Age-related macular degeneration (ARMD) is a deterioration or breakdown of the eye’s macula. The macula is a small area in the retina — the light-sensitive tissue lining the back of the eye. The macula is the part of the retina that is responsible for your central vision, allowing you to see fine details clearly. The macula makes up only a small part of the retina, yet it is much more sensitive to detail than the rest of the retina (called the peripheral retina). The macula is what allows you to thread a needle, read small print, and read street signs. The peripheral retina gives you side (or peripheral) vision. If someone is standing off to one side of your vision, your peripheral retina helps you know that person is there by allowing you to see their general shape.

Many older people develop macular degeneration as part of the body’s natural aging process. There are different kinds of macular problems, but the most common is age-related macular degeneration.

With macular degeneration, you may have symptoms such as blurriness, dark areas or distortion in your central vision, and perhaps permanent loss of your central vision. It usually does not affect your side, or peripheral vision. For example, with advanced macular degeneration, you could see the outline of a clock, yet may not be able to see the hands of the clock to tell what time it is.

Causes of macular degeneration include the formation of deposits called drusen under the retina, and in some cases, the growth of abnormal blood vessels under the retina. With or without treatment, macular degeneration alone almost never causes total blindness. People with more advanced cases of macular degeneration continue to have useful vision using their side, or peripheral vision. In many cases, macular degeneration’s impact on your vision can be minimal.

When macular degeneration does lead to loss of vision, it usually begins in just one eye, though it may affect the other eye later. Many people are not aware that they have macular degeneration until they have a noticeable vision problem or until it is detected during an eye examination.

Types of Macular Degeneration

Dry Macular Degeneration
Most people who have macular degeneration have the dry form. This condition is caused by aging and thinning of the tissues of the macula. Macular degeneration usually begins when tiny yellow or white pieces of fatty protein called drusen form under the retina. Eventually, the macula may become thinner and stop working properly.

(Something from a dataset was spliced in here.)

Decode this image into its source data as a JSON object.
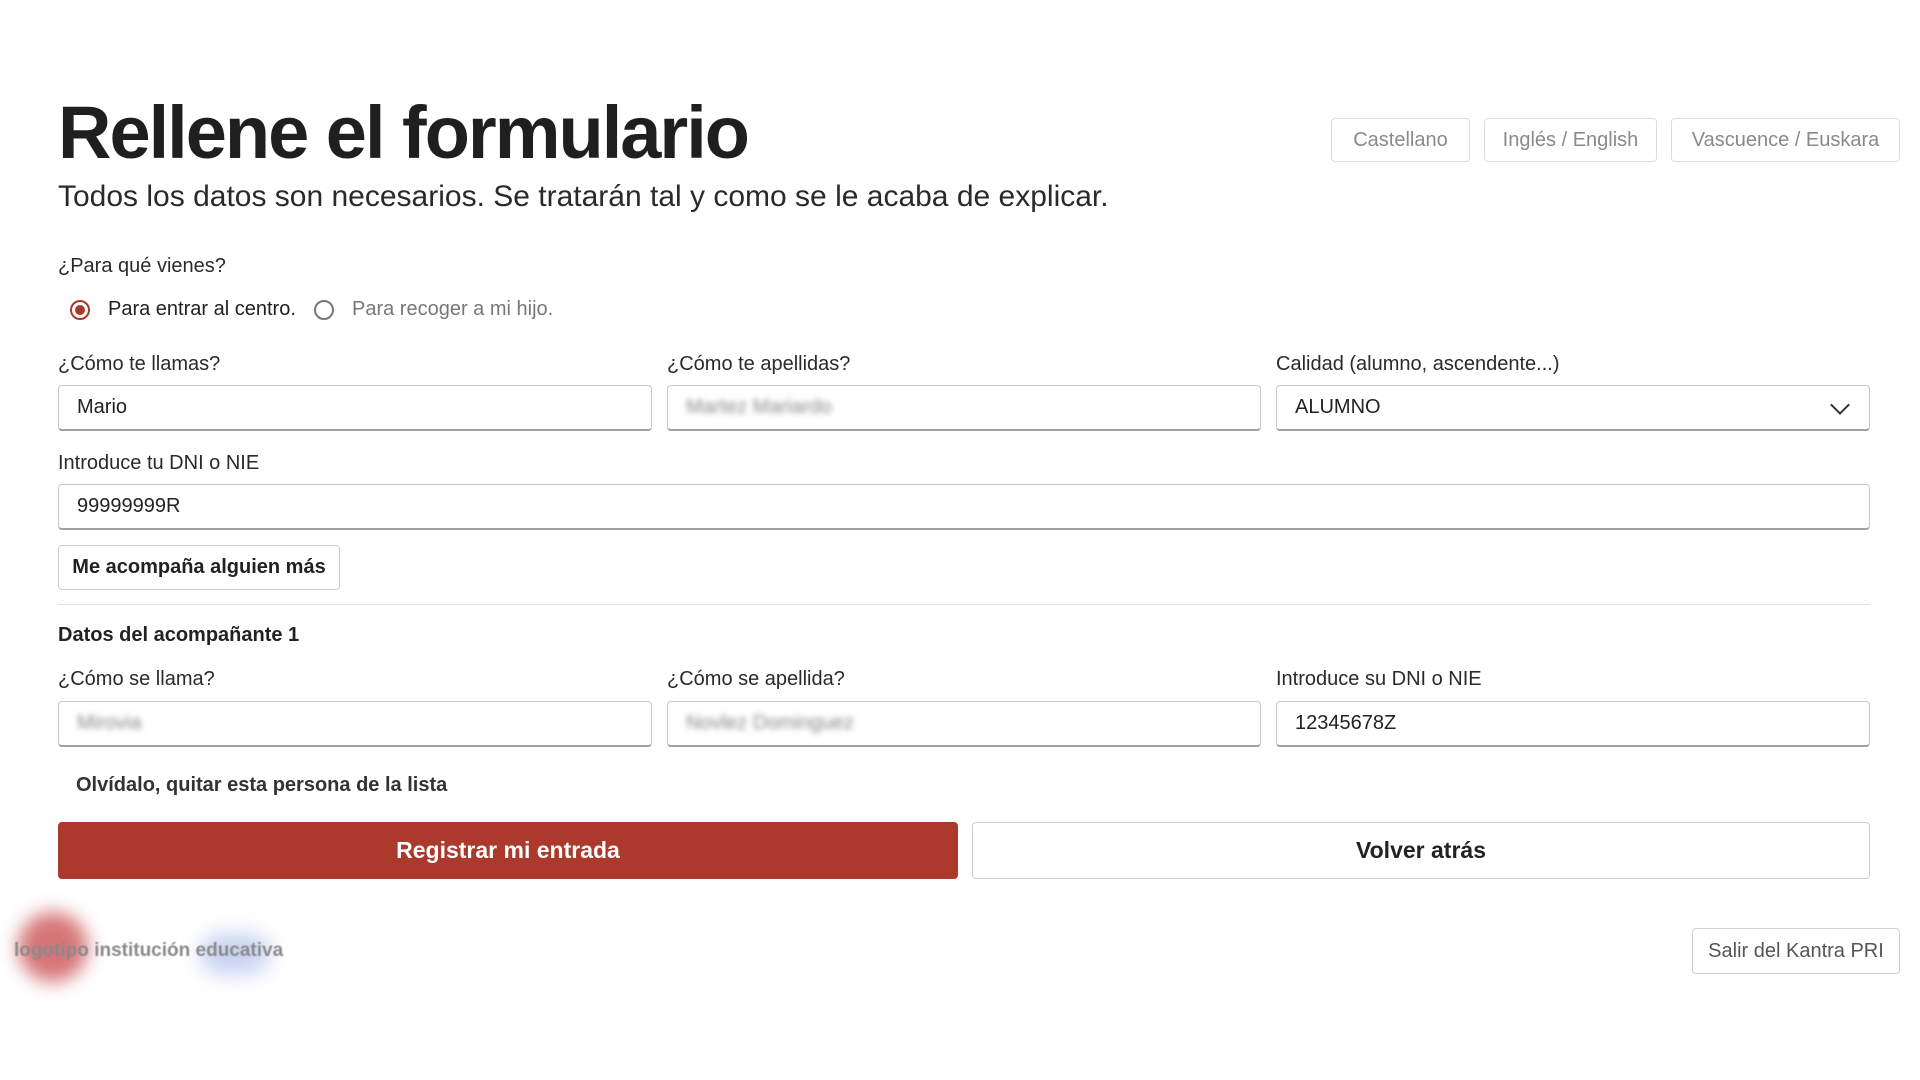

With dry macular degeneration, vision loss is usually gradual. People who develop dry macular degeneration must carefully and constantly monitor their central vision. If you notice any changes in your vision, you should tell your ophthalmologist (Eye M.D.) right away, as the dry form can change into the more damaging form of macular degeneration called wet (exudative) macular degeneration. While there is no medication or treatment for dry macular degeneration, some people may benefit from a vitamin therapy regimen for dry macular degeneration.

Wet Macular Degeneration

Wet macular degeneration occurs when abnormal blood vessels begin to grow underneath the retina. This blood vessel growth is called choroidal neovascularization (CNV) because these vessels grow from the layer under the retina called the choroid. These new blood vessels may leak fluid or blood, blurring, or distorting central vision.

Vision loss from this form of macular degeneration may be faster and more noticeable than that from dry macular degeneration.

The longer these abnormal vessels leak or grow, the more risk you have of losing more of your detailed vision. Also, if abnormal blood vessel growth happens in one eye, there is a risk that it will occur in the other eye. The earlier that wet macular degeneration is diagnosed and treated, the better chance you have of preserving some or much of your central vision.

How is ARMD Diagnosis?

During Eye examination, doctor may ask you to look at an Amsler grid. This grid helps you notice any blurry, distorted or blank spots in our field of vision. Doctor will also examine you your eyes through a special lens. Doctor can see if there are changes in the retina and macula.

Optical Coherenece Tomography (OCT) is another way to look closely at the retina. A Machine scans the retina and provides very detailed images of the retina and macula.

Optical coherence tomography angiography (OCTA) is another way to look closely at the blood vessels in and under the retina. This is like fluorescein angiography but does not use a dye


Treatment for ARMD

Eye-Healthy Foods – Dark leafy greens, fellow fruits and vegetables, fish and a balanced, nutrient rich diet have shown beneficial for people with ARMD.

Nutritional Supplement – Doctor may prescribe you nutritional supplement. The nutritional supplement will have vitamin C and E, Beta caratone, zinc and copper.

Anti –angiogenic drugs – To help wet ARMD, there are medications called anti VEGF drugs. Anti VEGF treatment helps reduce the number of abnormal blood vessels in your retina. It also slows any leaking from blood vessels. This medicine is delivered to your eye through a very slender needle.

Laser therapy – laser surgery may also be used to treat some types of wet ARMD. Surgeon shines a laser light beam on the abnormal blood vessels. This reduces the number of vessels and slows their leaking.